Golden Concord’s responsibilities will be to assist the JVC in minimising its costs of production, and providing relevant technology and know-how for the manufacture of the Products and any new products launched by the JVC.

SoftBank’s responsibilities will be to assist the JVC in identifying land for the project and obtaining regulatory approvals for running the JVC, and to assist the JVC in obtaining any subsidies that may be offered by the central and state governments in India.

Both parties will have responsibilities for identifying suitable persons for running the JVC and obtaining access to funding.

The MOU is not legally binding and does not create any rights, liabilities or obligations in respect of Golden Concord or SoftBank.

Shareholders and potential investors should note that the Company may or may not enter into any transactions contemplated under the MOU, and accordingly are advised to exercise caution when dealing in the shares of the Company.
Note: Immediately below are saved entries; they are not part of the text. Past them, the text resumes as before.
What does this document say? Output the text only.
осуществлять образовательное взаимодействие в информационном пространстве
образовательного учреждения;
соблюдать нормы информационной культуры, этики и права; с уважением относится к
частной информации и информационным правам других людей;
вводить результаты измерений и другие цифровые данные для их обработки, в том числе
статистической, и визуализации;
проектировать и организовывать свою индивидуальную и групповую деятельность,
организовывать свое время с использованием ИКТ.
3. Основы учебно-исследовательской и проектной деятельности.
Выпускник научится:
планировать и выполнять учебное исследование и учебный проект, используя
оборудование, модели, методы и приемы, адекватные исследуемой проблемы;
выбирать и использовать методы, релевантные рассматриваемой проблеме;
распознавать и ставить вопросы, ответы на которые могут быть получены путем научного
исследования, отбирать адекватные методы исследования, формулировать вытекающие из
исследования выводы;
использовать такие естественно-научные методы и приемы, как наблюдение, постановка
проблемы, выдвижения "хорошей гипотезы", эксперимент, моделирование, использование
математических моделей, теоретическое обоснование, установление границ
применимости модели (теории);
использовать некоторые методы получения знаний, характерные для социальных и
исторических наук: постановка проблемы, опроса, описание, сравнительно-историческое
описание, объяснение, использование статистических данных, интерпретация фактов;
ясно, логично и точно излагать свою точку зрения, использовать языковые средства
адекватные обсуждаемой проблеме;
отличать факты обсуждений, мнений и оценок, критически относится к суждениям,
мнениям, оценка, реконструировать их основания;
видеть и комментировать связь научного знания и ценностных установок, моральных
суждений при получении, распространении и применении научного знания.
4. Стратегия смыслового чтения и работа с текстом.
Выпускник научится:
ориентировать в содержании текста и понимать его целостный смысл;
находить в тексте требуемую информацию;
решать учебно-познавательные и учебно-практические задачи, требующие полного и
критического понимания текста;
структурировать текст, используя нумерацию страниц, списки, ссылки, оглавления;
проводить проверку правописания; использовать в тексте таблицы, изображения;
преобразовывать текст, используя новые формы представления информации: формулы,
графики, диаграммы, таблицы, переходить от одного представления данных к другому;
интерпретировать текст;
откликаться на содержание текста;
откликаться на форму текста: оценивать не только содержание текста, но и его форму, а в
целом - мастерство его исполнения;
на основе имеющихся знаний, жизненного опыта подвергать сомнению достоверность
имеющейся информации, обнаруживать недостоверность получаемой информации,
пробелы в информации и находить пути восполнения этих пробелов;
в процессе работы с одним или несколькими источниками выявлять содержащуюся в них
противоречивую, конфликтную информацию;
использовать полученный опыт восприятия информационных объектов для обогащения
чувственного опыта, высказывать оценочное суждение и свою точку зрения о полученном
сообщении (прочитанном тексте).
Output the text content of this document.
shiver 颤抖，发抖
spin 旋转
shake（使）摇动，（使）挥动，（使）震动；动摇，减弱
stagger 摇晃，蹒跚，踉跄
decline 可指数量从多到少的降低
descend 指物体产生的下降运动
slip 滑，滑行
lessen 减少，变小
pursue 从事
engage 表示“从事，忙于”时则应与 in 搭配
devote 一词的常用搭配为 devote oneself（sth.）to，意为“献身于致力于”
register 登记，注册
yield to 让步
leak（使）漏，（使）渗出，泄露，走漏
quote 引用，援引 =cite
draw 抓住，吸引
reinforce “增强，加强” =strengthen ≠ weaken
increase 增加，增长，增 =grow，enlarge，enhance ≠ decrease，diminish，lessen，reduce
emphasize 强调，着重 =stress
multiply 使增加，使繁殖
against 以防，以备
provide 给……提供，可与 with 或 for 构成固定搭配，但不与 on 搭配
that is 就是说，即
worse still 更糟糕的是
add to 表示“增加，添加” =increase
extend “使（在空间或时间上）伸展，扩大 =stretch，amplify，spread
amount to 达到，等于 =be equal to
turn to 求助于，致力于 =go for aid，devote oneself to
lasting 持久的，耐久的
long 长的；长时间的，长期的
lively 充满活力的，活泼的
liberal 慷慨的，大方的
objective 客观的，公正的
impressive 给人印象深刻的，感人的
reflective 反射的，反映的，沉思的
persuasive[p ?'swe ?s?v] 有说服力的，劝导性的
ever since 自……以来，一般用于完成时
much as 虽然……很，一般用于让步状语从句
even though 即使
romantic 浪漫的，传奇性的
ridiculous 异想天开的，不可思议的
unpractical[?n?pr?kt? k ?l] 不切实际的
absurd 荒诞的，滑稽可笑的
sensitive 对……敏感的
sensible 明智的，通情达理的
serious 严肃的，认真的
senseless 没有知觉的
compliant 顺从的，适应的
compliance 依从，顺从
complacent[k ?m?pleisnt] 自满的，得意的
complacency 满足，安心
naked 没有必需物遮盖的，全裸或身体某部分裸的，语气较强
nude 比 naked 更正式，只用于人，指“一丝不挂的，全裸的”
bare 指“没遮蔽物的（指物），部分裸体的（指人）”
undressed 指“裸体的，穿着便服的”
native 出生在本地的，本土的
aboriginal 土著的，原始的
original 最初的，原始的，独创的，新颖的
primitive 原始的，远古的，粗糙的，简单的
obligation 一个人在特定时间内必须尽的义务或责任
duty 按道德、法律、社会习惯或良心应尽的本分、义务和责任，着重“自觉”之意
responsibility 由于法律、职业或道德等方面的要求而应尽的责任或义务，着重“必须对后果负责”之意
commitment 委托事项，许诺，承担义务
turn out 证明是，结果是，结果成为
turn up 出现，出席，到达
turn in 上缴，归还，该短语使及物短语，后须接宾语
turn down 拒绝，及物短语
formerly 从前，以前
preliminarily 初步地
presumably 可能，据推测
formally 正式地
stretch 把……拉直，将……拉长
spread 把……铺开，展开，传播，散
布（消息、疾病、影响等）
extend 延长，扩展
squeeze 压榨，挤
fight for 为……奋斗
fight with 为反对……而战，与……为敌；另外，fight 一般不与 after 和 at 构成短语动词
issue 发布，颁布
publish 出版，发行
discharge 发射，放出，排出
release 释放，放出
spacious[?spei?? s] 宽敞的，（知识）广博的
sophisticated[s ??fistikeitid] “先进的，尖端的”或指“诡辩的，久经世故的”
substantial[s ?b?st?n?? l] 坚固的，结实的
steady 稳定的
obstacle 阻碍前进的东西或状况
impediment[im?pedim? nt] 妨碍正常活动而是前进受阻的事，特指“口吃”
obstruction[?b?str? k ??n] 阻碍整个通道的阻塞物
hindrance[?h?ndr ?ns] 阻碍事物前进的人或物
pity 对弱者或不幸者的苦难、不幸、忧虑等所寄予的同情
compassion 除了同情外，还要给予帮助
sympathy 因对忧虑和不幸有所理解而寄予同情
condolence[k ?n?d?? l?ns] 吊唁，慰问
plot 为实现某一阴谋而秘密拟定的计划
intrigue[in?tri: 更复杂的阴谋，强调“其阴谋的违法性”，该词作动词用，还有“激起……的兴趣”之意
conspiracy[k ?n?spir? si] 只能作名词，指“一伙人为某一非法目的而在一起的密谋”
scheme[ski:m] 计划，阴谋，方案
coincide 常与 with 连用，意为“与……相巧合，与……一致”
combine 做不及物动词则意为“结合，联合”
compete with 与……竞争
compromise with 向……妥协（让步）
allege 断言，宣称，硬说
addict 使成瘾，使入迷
The Company will comply with any applicable requirements prescribed by the Listing Rules and/or Part XIVA of the SFO as and when appropriate.
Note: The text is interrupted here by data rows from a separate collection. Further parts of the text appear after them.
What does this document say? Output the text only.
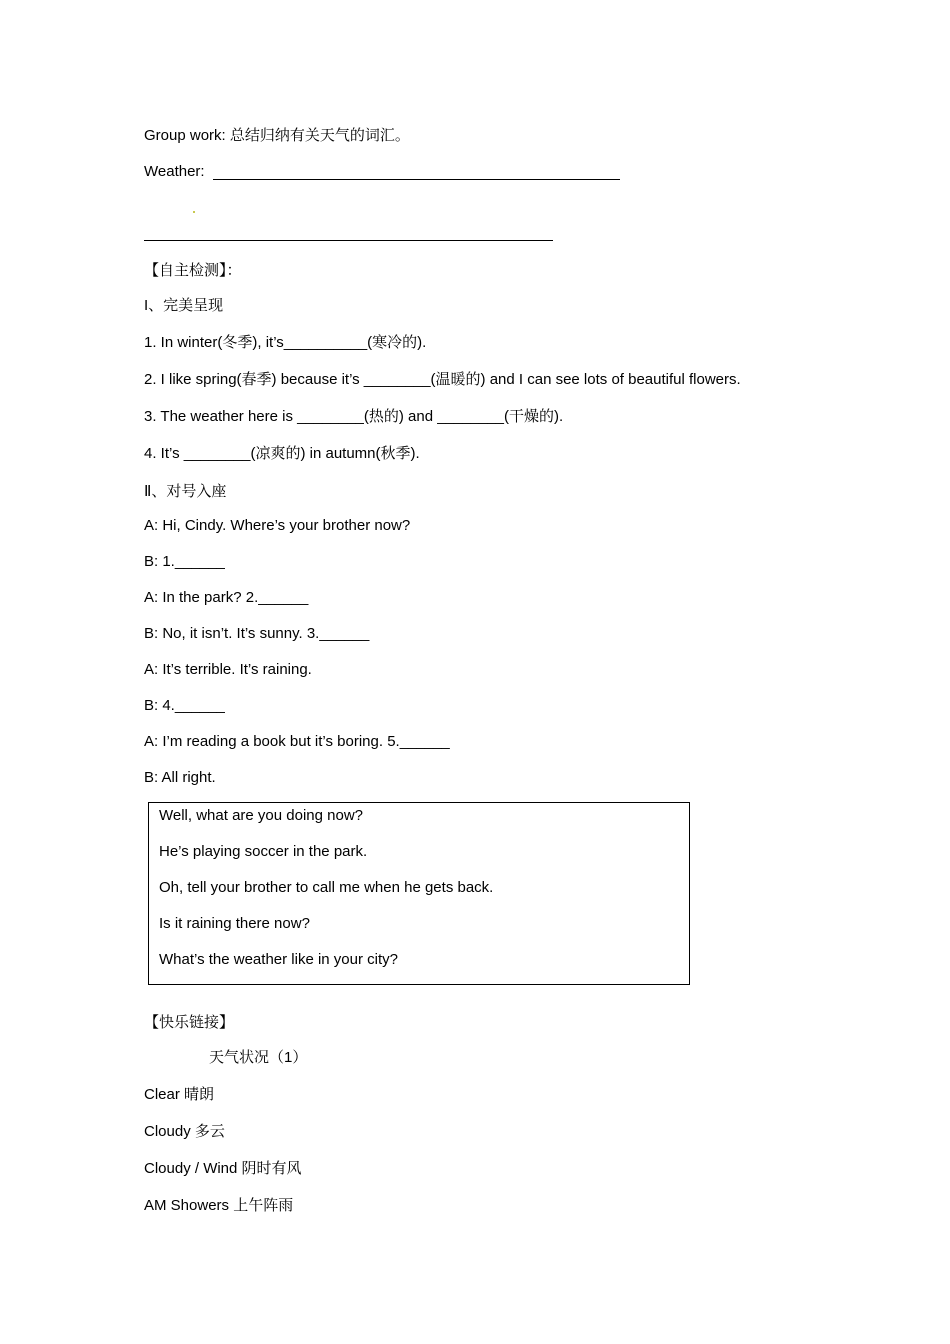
Group work: 总结归纳有关天气的词汇。
Weather:
【自主检测】：
I、完美呈现
1. In winter(冬季), it’s__________(寒冷的).
2. I like spring(春季) because it’s ________(温暖的) and I can see lots of beautiful flowers.
3. The weather here is ________(热的) and ________(干燥的).
4. It’s ________(凉爽的) in autumn(秋季).
Ⅱ、对号入座
A: Hi, Cindy. Where’s your brother now?
B: 1.______
A: In the park? 2.______
B: No, it isn’t. It’s sunny. 3.______
A: It’s terrible. It’s raining.
B: 4.______
A: I’m reading a book but it’s boring. 5.______
B: All right.
Well, what are you doing now?
He’s playing soccer in the park.
Oh, tell your brother to call me when he gets back.
Is it raining there now?
What’s the weather like in your city?
【快乐链接】
天气状况（1）
Clear 晴朗
Cloudy 多云
Cloudy / Wind 阴时有风
AM Showers 上午阵雨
By order of the Board GCL-Poly Energy Holdings Limited 保利協鑫能源控股有限公司 Zhu Gongshan Chairman

Hong Kong,  March 2018

As at the date of this announcement, the Board comprises Mr. Zhu Gongshan (Chairman), Mr. Zhu Zhanjun, Mr. Ji Jun, Mr. Zhu Yufeng, Ms. Sun Wei, Mr. Yeung Man Chung, Charles, Mr. Jiang Wenwu and Mr. Zheng Xiongjiu as executive Directors; Ir. Dr. Ho Chung Tai, Raymond, Mr. Yip Tai Him, Dr. Shen Wenzhong and Mr. Wong Man Chung, Francis as independent non-executive Directors.